My oldest daughter, Elora, occasionally suffers from abdominal migraines. For the longest time, we didn’t know what they were. She’d break out into spontaneous sweats at the oddest moments–usually when she was at her most calm and reading in bed. Many tests and doctors later, it turned out her stomach was just having a headache.
If she takes her pills every morning and every night, the migraines disappear. But she’s 9 and taking pills isn’t something she’s used to and it was getting to be a habit of hers to miss the morning pill in favor of getting to school on time or eating breakfast. Then the TV show Once Upon a Time came along. Elora watched the pilot and was hooked.
Elora’s bedtime is 8pm, right when Once comes on. I got the idea to bribe Elora, telling her that if she could take her pill every morning and every night without fail, then on Sunday she could watch Once live before going to bed. She agreed and for several weeks she took her pills successfully like clockwork. Until yesterday.
Elora admitted to us during dinner that she’d missed that morning’s pill. The mood at the table dropped. My wife and I both know how much she loves the show and we didn’t want to make her miss it… but we gotta be good parents. So, I came up with an idea.
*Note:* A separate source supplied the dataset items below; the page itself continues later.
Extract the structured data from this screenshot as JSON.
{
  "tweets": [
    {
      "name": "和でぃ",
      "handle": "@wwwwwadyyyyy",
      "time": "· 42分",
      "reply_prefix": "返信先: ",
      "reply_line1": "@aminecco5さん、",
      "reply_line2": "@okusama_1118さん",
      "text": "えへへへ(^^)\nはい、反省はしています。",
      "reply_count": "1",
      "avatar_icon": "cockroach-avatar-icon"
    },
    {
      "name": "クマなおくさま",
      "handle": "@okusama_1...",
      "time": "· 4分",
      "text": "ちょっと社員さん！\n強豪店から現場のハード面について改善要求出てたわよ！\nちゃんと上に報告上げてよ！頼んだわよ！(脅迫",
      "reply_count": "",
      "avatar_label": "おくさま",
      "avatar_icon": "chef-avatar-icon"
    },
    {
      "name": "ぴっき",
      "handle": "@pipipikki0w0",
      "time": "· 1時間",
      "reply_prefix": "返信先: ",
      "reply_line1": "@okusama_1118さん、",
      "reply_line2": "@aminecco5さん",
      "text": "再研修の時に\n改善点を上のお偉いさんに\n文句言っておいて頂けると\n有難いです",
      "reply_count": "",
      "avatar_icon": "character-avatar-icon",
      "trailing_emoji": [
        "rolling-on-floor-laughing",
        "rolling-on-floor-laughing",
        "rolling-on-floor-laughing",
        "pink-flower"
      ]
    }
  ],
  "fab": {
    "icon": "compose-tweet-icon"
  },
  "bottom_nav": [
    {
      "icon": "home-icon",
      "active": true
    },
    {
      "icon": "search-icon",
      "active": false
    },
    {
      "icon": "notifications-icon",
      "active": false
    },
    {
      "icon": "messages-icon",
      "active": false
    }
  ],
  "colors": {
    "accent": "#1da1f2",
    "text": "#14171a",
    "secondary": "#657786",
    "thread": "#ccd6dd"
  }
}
A way for Elora to still feel the consequence of having missed her pill (besides the obvious one of a potential migraine), but also get to watch her show.
Elora recently learned how to clean the bathroom after we made her do it every day for a week as punishment for a crime far worse than skipping a pill. She’s become a real pro at it. I told her if she cleaned the bathroom that night–put things away, scrub surfaces and the toilet–then she could watch the show on Sunday. Missing one pill isn’t that big of a deal. It’s missing several over the course of a week that can negatively impact her health.
Elora thought about it a minute and made her decision.
“No,” she said. “If I clean the bathroom then I’ll just think it’s no big deal in the future if I miss a pill. I can just clean the bathroom to make up for it. I need to remember to take my pill.”
This is why this is a great moment in parenting: because Elora parented herself. Erin and I tried to give Elora a way out. She didn’t take it because her self-discipline was more important to her than what she wanted. Man, how old was I when I learned that? 18? 19? 30? She’s friggin’ 9. It’s not just about pleasing us any more or not getting in trouble. There are things that are important to her.
I think most parents are like me and probably fear the teenage years. That’s when The Turn happens–when the innocence falls away and the anger and incorrigibility starts. Kids act more for themselves and angering their parents through defiance isn’t something to fear–it’s a motivator. Elora gave me a lot of hope last night that the good kid at the center of her being–the one who volunteers in the autism class during recess and tells boys who want to be her boyfriend that she’s too young for that nonsense and who has never once fought with her younger sister with special needs–isn’t going to be lost. I have no doubt she will struggle through adolescence just like her mom and I did, but I think she’s got a good chance of making a better go of it.
If not, I’m sure there will be other TV Shows we can hold over her head.